Two steps forward, one step back.

The Charleston area slipped a spot to No. 98 in the national 2010-11 TV market pecking order as compiled by Nielsen Co., the well-known media-ratings business.

The apparent cause was anemic viewership growth within the region, likely tied to the long-running recession and housing slowdown.

The number of television-equipped homes in the Charleston area barely moved since a year ago, edging up just 1,580 to 312,770, according to Nielsen. While it's not likely enough of a decline to affect what local broadcast stations can charge advertisers, it certainly doesn't help their cause.

The new standings for the top 210 U.S. "designated market areas," were released last week. Last year, Charleston vaulted up two places to grab the 97th spot.

The region swapped places this year with No. 97 El-Paso, Texas, a faster-growing TV market area that also includes Las Cruces, in southeast New Mexico.

Charleston isn't going to overtake South Carolina's largest TV market anytime soon. Top-dog honors go to the far-flung Upstate TV viewing area, which by Nielsen's count encompasses Greenville, Spartanburg, Anderson and Asheville, N.C. GSAA maintained its hold on the 36th position, with nearly 879,000 TV homes, up about 13,000 from a year ago.

Columbia, which saw its viewing market expand by nearly 2 percent to 405,670 homes over the past 12 months, climbed a notch on the Nielsen ranking to No. 78.

Myrtle Beach-Florence held steady at No. 104, with 289,570 homes, and the combined Augusta-Aiken market retained the No. 114 position with 257,030 TV households. Rock Hill falls under the sprawling Charlotte viewing area, which climbed one rung to claim 23rd place.

Spreading the word

A tiny Charleston radio station has gone temporarily silent, but not secular, as it prepares for a relaunch with a more powerful signal and a new owner.

WLTQ-AM 730, a gospel format until about a week ago, is being sold for $525,000 in cash to an Upstate-based nonprofit Christian broadcaster that spreads Catholic teachings.

The buyer, Mediatrix Radio, is an educational charity and lay ministry that currently airs talk-radio programming over two stations, WCKI-1300 AM in Greer and WQIZ-810 AM in St. George. It's been on the airwaves since mid-2003.

Gary Towery, president of Mediatrix, issued a written statement last week about the WLTQ buy.
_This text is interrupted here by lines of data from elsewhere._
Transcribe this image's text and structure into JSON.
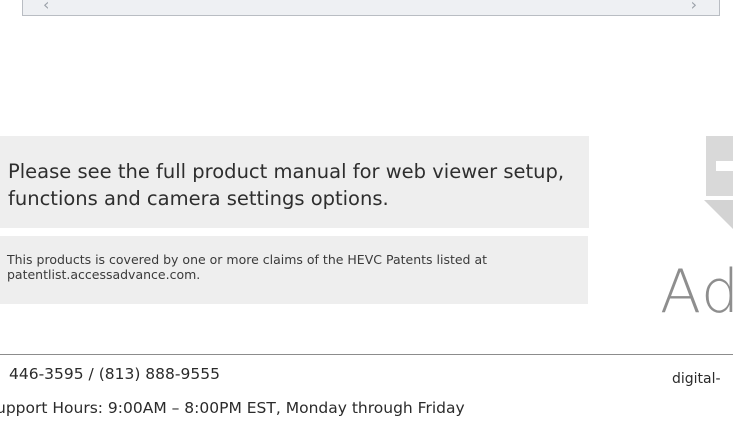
{
  "scrollbar": {
    "left_arrow": "‹",
    "right_arrow": "›"
  },
  "manual_note": "Please see the full product manual for web viewer setup, functions and camera settings options.",
  "patent_note": "This products is covered by one or more claims of the HEVC Patents listed at patentlist.accessadvance.com.",
  "logo": {
    "text": "Ad"
  },
  "footer": {
    "phone": "446-3595 / (813) 888-9555",
    "website": "digital-",
    "hours": "upport Hours: 9:00AM – 8:00PM EST, Monday through Friday"
  },
  "colors": {
    "panel_bg": "#eeeeee",
    "logo_gray": "#8e8e8e",
    "divider": "#8c8c8c"
  }
}
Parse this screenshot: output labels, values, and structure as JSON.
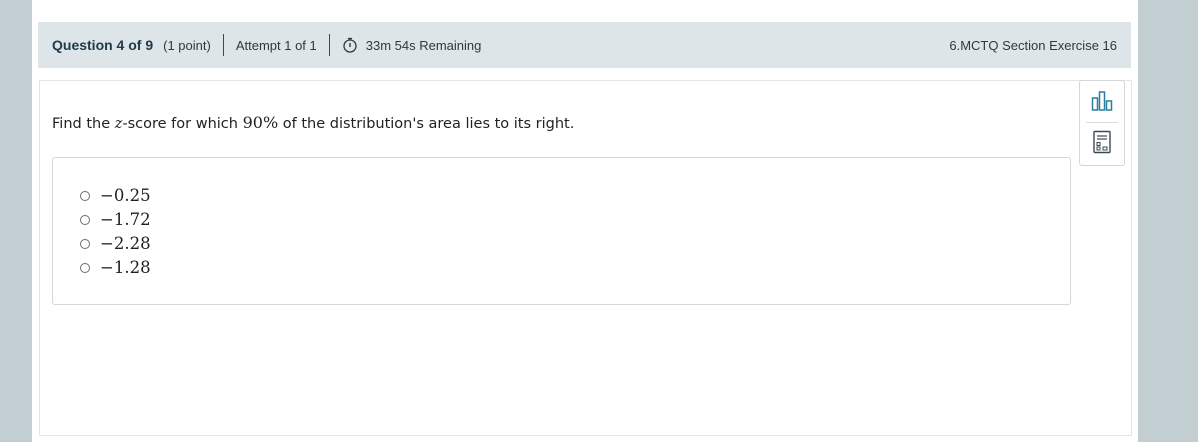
{
  "header": {
    "question_label": "Question 4 of 9",
    "points": "(1 point)",
    "attempt": "Attempt 1 of 1",
    "time_remaining": "33m 54s Remaining",
    "exercise_title": "6.MCTQ Section Exercise 16"
  },
  "question": {
    "prefix": "Find the ",
    "variable": "z",
    "middle": "-score for which ",
    "percent": "90%",
    "suffix": " of the distribution's area lies to its right."
  },
  "options": [
    {
      "label": "−0.25"
    },
    {
      "label": "−1.72"
    },
    {
      "label": "−2.28"
    },
    {
      "label": "−1.28"
    }
  ],
  "tools": {
    "top_icon": "bar-chart-icon",
    "bottom_icon": "calculator-icon"
  },
  "colors": {
    "accent": "#2a7d9c",
    "header_bg": "#dde5e8",
    "side_bg": "#c3ced3"
  }
}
"Since February, we have been involved in a capital campaign to raise money so that we can purchase more radio stations. Our goal is to provide Catholic Christian talk to the entire state. An opportunity to serve the Charleston market became available, and we were blessed to have the resources to pursue it. If all goes well, we plan to broadcast national shows originating ... in Alabama as well as our locally produced offerings later this year," Towery said

The seller is Indigo Radio LLC, Tryon, N.C.-based company managed by broadcasting veteran Mark W. Jorgenson.

In addition to the payment, Holt Media Group has been tapped to assess the fair market value of WLTQ, according to the sale agreement. If the appraised figure comes in higher than the sale price, Indigo could reap a tax benefit because it will be credited with the difference as a charitable contribution.

Jorgenson, whose company bought WLTQ for $608,230 in 2007, said last week that the station stopped broadcasting Aug. 29 so Indigo could replace the existing 1,000-watt transmitter with a 5,000-watt model.

"This is significant improvement to this station," he said.

He expects the deal with Mediatrix to close in a few weeks.

Last year, Jorgenson lined up a deal to sell the station to another religious media outlet, Faith Broadcasting Corp. The proposed $650,000 sale eventually unraveled.